- Cover of issue #1

Publication information
- Publisher: ShadowLine
- Publication date: June 2010
- No. of issues: 5

Creative team
- Created by: Ted McKeever

= Meta 4 =

Comic book series by Ted McKeever

Meta 4 is a five-issue comic book series by Ted McKeever published by ShadowLine.

==Plot==
Meta 4 begins with an astronaut waking on a beach with amnesia—he is unable to recall how he got there. The astronaut meets a large muscular woman named "Gasolina" who is dressed in a costume resembling that of Santa Claus. The astronaut notices a number of scars on his body that he can not explain. Author Ted McKeever has called the significance of these scars twofold: "They are both evidence of a mystery that will unfold as the story progresses, as well as a textured map that has meaning to it because of where they are on his body".

==Production==
McKeever began actively producing Meta 4 after doing a series of black-and-white short story comics for publisher Marvel. It is based on notes he had compiled over previous years.
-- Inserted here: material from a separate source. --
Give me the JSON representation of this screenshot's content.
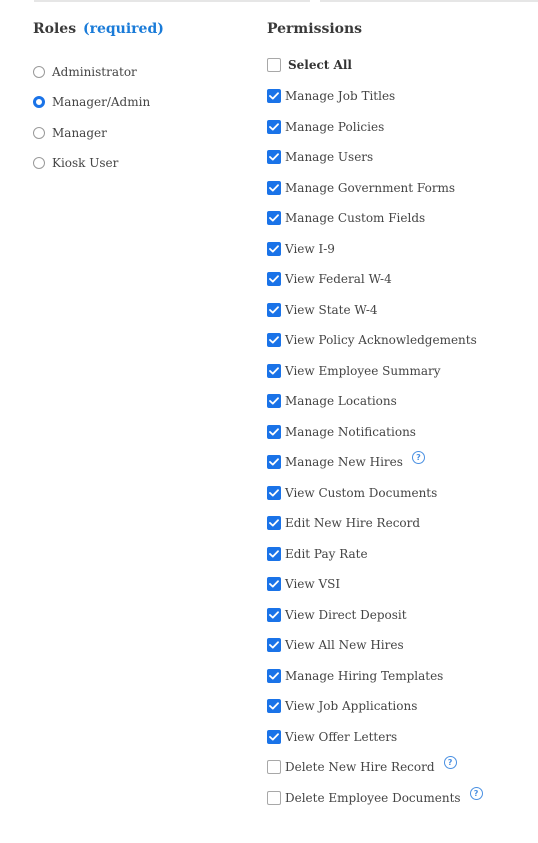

McKeever has described the work as "a journey of self-discovery on a road trip of bizarre nightmares, twisted romance and scientific comedic insanity, spanning from Coney Island to the desolate Midwest". He has also described the main two characters as representing two different mysteries: the astronaut being the mystery of physicality, and Gasolina being the mystery of language.

==Reception==
Chris Arrant of Newsarama said that the art style of the series is difficult to describe, but that it is "more identifiable than 99% of comics’ artists out there".